Alla Stazione Marittima sabato mattina Enzo Luciano ha chiamato a raccolta coordinatori e candidati delle nove liste della coalizione: Progressisti per Salerno, Campania Libera, Persone e Comunità, Europa Verde, Popolari e Moderati, Salerno Con Voi, Salerno per i Giovani, Psi, Centro Democratico. Con loro il deputato Piero De Luca, i consiglieri regionali Andrea Volpe, Luca Cascone, Corrado Matera e Franco Picarone e i segretari provinciali dei partiti a sostegno. La location è diventata stretta. Tanto che la visita alla Piazza della Libertà è divenuta un’esigenza.
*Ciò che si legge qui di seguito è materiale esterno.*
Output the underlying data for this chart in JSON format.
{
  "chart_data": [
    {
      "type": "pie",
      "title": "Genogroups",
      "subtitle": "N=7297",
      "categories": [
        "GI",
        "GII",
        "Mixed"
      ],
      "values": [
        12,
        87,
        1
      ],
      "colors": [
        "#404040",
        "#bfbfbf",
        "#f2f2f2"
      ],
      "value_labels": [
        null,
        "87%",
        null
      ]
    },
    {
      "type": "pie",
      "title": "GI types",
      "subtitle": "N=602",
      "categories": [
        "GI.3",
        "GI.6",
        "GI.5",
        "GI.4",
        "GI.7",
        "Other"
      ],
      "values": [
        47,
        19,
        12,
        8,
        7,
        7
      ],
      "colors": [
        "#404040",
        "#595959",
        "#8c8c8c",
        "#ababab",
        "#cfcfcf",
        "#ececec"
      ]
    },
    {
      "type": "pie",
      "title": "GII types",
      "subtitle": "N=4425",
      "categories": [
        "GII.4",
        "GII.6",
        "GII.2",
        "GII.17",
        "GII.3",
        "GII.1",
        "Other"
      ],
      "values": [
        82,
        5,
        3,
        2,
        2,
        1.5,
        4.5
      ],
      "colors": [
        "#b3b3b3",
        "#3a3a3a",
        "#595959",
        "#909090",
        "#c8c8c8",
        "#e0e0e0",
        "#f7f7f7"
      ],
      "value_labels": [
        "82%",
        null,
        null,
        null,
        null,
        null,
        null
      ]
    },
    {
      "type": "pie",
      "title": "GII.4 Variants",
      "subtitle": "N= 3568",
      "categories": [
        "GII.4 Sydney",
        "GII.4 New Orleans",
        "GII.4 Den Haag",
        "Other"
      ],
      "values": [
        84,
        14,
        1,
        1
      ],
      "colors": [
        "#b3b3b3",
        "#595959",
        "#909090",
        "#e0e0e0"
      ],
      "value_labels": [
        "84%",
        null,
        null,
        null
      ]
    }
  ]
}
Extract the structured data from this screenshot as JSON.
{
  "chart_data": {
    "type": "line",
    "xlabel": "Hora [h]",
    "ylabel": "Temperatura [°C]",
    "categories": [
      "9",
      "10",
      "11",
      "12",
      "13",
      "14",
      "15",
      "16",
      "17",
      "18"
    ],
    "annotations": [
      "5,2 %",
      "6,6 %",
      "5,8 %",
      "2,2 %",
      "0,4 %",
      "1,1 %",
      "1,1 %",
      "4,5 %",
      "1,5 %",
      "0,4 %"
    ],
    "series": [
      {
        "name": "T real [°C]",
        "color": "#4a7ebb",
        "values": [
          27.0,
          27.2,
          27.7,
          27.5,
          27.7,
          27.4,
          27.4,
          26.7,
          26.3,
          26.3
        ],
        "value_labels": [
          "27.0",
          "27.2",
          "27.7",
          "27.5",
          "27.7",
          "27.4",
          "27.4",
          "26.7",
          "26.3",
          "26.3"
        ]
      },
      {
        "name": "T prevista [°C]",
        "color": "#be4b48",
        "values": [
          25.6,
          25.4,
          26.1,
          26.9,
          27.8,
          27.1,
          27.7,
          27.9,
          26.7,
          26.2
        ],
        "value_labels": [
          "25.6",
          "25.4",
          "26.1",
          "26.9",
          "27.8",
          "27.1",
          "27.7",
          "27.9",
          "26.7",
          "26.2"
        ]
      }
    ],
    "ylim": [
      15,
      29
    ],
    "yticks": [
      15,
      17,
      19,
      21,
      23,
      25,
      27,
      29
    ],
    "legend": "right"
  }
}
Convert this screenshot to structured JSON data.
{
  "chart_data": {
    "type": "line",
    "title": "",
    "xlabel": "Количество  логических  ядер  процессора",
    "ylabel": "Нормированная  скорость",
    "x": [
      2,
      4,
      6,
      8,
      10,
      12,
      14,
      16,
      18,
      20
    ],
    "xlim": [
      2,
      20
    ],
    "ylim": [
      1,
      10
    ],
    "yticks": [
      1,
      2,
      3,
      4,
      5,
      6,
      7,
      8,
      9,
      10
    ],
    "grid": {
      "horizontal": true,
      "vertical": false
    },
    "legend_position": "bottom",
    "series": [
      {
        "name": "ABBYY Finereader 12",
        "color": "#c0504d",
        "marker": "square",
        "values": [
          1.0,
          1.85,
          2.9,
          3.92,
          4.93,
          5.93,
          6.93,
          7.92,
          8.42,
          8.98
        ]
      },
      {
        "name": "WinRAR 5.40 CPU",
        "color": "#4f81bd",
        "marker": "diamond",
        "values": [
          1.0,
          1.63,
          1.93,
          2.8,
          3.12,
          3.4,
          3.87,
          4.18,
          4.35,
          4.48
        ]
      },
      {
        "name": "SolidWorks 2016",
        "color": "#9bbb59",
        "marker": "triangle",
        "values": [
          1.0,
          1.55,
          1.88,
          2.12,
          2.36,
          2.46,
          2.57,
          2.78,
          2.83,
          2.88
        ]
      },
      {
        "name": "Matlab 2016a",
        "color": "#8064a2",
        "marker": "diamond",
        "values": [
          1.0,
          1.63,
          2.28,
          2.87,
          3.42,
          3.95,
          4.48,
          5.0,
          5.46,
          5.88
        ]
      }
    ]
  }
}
Napoli ha acquisito quel piglio e quell’autorevolezza che, forse, cinque anni fa gli sono mancati. Il suo messaggio è chiaro: Salerno inserita in uno sviluppo di area vasta che arrivi fino alla Piana (“la metropolitana raggiungerà l’aeroporto e poi Battipaglia”) e che si strutturi sulla diversificazione dei traffici del porto (“con Porta Ovest”), sul mantenimento dell’alta velocità a Salerno (“abbiamo battagliato con le Ferrovie grazie e a Piero De Luca”), sul ripascimento (“in inverno spiaggia fino alla foce dell’Irno, poi fino a Santa Teresa”). Opere che “determineranno l’incremento di posti di lavoro”.

Napoli dice: “Abbiamo creato l’identità. Il disegno di questo sviluppo ci fa essere fieri di Salerno, città che tra cinque anni sarà all’avanguardia. Non ci sentiamo inferiori a nessuno”. Lapidario sugli avversari politici: “È gente improvvisata. Non ci faccia perdere tempo”.